O homem que não queria pular
“...todos os homens sadios já pensaram no próprio suicídio...»
Jairo de Sousa Melo
Mestre em Filosofia - PUCSP
Era fim de tarde, abri uma cerveja e, ainda relaxando, aproximei-me da sacada. O sol já rondava as bordas do mundo, iluminando as poucas nuvens que se esticavam no horizonte. Foi quando avistei a certa distância uma figura que se aproximava do parapeito no terraço do prédio mais adiante. Em princípio, achei que fosse um desses loucos que andam por aí hoje em dia desafiando a vida, saltando de um lado para o outro, praticando um desses esportes modernos criado pelos franceses, o “leparkur”.
Analisando melhor sua silhueta, porém, pude concluir rapidamente que não se tratava de uma pessoa na sua melhor forma.
O sujeito subiu na mureta do parapeito e olhou para baixo como um guarda cansado de sua vigília. (Mirou um ponto ou calculou um ângulo, talvez). Em seguida, antes que eu pudesse piscar, ele saltou. Tudo foi tão a-lu-ci-nan-te-men-te rápido, segundos...
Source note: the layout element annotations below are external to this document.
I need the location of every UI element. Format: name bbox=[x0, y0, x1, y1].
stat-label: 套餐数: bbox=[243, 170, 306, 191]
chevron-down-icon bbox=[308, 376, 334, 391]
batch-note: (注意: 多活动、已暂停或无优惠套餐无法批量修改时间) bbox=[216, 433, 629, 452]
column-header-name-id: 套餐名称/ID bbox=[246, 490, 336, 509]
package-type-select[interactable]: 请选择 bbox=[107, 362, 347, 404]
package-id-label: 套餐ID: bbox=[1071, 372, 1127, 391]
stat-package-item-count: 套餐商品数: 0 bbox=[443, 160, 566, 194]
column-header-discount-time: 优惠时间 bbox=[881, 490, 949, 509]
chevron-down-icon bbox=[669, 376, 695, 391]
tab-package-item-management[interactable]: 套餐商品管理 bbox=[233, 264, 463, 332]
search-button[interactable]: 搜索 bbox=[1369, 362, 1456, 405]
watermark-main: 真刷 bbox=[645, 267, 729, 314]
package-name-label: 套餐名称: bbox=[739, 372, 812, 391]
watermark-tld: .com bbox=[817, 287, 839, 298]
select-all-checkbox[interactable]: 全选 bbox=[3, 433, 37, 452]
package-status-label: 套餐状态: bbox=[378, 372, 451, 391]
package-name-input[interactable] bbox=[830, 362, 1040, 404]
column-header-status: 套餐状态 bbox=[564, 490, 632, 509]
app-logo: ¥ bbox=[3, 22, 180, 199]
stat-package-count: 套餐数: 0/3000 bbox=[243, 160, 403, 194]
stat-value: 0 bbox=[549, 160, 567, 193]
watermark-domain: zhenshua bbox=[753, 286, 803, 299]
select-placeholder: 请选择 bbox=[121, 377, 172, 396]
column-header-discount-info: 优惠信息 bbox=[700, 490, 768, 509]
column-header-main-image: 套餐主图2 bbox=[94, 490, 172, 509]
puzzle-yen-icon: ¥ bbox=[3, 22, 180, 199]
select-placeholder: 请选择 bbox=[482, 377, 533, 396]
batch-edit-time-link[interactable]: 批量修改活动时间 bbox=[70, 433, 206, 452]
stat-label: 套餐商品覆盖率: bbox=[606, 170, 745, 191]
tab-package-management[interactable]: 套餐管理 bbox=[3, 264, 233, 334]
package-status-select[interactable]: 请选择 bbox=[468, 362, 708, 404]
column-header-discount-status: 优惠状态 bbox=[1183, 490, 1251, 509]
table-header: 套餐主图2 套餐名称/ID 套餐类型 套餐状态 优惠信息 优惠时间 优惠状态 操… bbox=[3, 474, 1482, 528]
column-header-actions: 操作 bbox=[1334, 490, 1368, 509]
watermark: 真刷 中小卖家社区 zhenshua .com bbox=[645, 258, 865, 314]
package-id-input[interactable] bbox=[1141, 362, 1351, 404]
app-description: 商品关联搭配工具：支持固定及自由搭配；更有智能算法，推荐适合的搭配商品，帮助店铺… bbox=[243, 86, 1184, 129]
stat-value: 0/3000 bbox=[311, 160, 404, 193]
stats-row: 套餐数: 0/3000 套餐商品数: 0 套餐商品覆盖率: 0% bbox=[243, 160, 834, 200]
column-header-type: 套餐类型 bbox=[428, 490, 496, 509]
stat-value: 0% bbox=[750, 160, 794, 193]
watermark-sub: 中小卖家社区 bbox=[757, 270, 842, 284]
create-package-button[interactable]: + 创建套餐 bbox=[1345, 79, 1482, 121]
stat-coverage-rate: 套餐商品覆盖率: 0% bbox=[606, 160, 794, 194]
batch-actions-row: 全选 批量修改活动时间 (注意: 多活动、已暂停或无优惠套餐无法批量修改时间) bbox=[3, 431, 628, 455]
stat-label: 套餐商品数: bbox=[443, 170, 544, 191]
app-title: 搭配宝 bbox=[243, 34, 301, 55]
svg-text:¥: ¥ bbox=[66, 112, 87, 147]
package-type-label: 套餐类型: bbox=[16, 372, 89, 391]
Enquanto caia, seu corpo realizou uma pequena acrobacia no ar, girou; pude observar.
Não encarou a bruta dureza da terra, como desejava. Desejava? – Terá a intangível luz do céu obnubilado, ainda que por alguns segundos, as convicções “firmes” que o conduziram até àquele desfecho? Que terá sido das rígidas narrativas que possuía de si – passado, presente, futuro?
Pouco importam! Só o instante. O azul. A queda. Naquela tarde. Não!
O som de seu corpo se chocando contra o chão ecoou na galeria dos prédios vizinhos com um forte estampido.
Logo, aglomeraram-se em torno do cadáver inerte, curiosos. Para alguns daqueles que se aproximavam, conferir o resultado do 'desatino' era morbidamente necessário.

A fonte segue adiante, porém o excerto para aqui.